Crawl a Website for Knowledge Base

View as Markdown

Use the crawler when you want to import more than a single page from your website. The crawler starts from a root URL, follows links based on your settings, and imports discovered pages into your Knowledge Base.

The crawler runs asynchronously. A crawl can take a few minutes depending on your website size, crawl depth, and page limits.

Set up a website crawl

1

Open the import modal and choose Website Crawl

Go to Knowledge Bases and open your knowledge base. Click Add Document, choose Paste from URL, then switch to Website Crawl.

Import from URL modal with Website Crawl selected

2

Configure crawl settings

Set the required fields:

  • Name: internal name for this source.
  • Root URL: starting URL for discovery (for example, https://docs.synthflow.ai).
  • Max Pages (limit): maximum number of pages to import.
  • Sitemap Handling: whether sitemap URLs are included, skipped, or used exclusively.
  • Sync Schedule: automatic recrawl cadence.

Use Advanced Settings for include/exclude path rules, URL parameter handling, subdomain inclusion, and crawl depth.

Advanced crawler settings including include/exclude paths and crawl depth

3

Start the crawl

Click Start Crawl.

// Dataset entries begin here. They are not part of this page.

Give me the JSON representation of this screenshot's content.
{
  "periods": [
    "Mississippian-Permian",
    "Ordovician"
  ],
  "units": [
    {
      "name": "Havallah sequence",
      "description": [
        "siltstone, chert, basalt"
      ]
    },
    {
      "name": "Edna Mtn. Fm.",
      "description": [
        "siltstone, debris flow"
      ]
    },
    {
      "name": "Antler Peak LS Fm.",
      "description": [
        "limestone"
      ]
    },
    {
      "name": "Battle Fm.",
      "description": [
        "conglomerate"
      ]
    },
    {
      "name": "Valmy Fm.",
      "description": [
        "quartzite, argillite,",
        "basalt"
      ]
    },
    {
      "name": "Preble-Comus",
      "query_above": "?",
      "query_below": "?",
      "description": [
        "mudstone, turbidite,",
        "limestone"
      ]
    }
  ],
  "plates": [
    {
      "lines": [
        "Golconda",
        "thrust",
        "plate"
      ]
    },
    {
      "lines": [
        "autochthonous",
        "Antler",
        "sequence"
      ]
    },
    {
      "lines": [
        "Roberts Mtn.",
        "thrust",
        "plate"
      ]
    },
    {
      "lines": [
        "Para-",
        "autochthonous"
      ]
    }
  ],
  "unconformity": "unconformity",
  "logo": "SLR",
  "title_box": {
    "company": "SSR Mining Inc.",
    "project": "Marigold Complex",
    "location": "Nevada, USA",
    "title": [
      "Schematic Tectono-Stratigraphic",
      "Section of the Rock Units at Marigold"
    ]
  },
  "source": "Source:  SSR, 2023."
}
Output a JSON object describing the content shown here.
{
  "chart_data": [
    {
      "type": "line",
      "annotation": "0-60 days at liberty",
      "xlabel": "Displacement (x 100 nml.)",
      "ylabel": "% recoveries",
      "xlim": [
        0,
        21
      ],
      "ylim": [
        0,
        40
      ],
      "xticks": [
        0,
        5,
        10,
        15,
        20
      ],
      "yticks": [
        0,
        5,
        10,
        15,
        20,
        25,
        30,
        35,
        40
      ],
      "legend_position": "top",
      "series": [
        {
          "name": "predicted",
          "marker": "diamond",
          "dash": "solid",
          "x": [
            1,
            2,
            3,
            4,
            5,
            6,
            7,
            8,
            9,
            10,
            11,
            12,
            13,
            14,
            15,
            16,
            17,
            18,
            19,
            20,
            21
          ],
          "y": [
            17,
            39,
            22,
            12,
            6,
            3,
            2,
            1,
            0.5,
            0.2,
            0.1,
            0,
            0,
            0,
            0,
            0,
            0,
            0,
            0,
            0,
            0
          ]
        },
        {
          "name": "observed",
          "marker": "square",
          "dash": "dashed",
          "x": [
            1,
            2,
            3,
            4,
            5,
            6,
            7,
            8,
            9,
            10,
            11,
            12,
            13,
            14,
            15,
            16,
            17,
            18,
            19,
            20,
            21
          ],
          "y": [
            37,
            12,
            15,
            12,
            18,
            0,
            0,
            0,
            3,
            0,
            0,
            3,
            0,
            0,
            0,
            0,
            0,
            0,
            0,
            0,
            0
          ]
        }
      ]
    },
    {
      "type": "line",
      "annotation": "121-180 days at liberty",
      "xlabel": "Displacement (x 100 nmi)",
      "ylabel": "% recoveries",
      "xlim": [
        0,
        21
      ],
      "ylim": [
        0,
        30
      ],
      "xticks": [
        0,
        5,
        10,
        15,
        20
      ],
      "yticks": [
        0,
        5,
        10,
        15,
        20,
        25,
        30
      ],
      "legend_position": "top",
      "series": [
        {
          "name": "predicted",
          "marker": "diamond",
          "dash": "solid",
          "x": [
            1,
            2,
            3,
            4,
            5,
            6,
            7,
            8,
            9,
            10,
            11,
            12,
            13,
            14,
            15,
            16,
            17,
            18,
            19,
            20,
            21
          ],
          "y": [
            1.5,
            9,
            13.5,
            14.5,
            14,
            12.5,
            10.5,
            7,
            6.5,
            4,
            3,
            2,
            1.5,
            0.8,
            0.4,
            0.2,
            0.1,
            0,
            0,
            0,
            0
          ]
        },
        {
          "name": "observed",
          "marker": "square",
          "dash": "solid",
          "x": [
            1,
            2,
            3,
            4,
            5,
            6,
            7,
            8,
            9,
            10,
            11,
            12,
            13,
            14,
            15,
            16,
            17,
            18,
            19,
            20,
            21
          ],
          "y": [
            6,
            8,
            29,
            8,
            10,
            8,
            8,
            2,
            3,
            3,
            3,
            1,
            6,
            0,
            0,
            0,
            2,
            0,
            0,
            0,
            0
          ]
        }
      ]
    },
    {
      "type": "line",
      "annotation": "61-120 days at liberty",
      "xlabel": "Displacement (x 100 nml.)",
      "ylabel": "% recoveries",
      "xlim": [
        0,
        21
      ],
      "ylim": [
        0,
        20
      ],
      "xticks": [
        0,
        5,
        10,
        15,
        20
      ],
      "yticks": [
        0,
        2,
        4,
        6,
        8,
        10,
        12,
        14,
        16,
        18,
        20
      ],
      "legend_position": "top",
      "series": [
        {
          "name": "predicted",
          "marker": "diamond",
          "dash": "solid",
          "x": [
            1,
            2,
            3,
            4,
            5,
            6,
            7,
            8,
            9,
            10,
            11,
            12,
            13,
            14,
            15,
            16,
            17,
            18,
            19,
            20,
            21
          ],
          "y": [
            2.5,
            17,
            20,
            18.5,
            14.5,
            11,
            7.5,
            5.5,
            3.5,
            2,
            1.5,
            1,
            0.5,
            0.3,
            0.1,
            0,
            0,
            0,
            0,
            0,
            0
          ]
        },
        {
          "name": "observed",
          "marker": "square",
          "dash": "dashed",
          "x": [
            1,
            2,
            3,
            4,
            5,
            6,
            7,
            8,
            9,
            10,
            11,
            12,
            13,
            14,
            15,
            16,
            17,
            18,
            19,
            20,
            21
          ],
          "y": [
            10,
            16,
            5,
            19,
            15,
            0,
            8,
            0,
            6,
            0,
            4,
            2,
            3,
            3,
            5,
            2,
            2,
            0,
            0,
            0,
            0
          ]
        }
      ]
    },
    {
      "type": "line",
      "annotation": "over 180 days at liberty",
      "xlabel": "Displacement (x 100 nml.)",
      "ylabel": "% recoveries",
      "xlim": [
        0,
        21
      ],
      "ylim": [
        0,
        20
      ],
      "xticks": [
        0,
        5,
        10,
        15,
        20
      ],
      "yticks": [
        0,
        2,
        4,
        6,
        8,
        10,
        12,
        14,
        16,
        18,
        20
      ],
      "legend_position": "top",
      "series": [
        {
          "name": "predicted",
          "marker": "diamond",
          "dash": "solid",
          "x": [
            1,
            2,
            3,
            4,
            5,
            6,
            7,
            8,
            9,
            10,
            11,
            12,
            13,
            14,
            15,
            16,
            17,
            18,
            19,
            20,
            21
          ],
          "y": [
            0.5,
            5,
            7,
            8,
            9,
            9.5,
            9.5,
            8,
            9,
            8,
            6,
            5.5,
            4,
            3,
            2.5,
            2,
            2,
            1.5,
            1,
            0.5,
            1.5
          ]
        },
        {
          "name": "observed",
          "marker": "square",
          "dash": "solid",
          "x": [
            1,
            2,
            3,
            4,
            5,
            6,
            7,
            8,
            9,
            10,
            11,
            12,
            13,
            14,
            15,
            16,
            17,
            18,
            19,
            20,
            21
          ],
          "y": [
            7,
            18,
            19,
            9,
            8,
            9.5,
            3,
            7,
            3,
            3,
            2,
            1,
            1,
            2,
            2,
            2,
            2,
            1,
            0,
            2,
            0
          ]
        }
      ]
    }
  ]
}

Importing starts in the background and the source status shows as Crawling in progress while pages are being discovered and indexed.

Crawler in progress status

4

Review imported pages

When crawling finishes, open the source details to review the imported pages list and inspect extracted content.

Imported pages and extracted content preview

Recommendations

  • Start with a lower page limit while testing, then increase gradually.
  • Use include/exclude rules to avoid irrelevant sections (for example /blog or /changelog).
  • Keep URL-parameter ignoring enabled to reduce duplicate page imports.
  • Use a lower crawl depth for focused imports and higher depth for full-site coverage.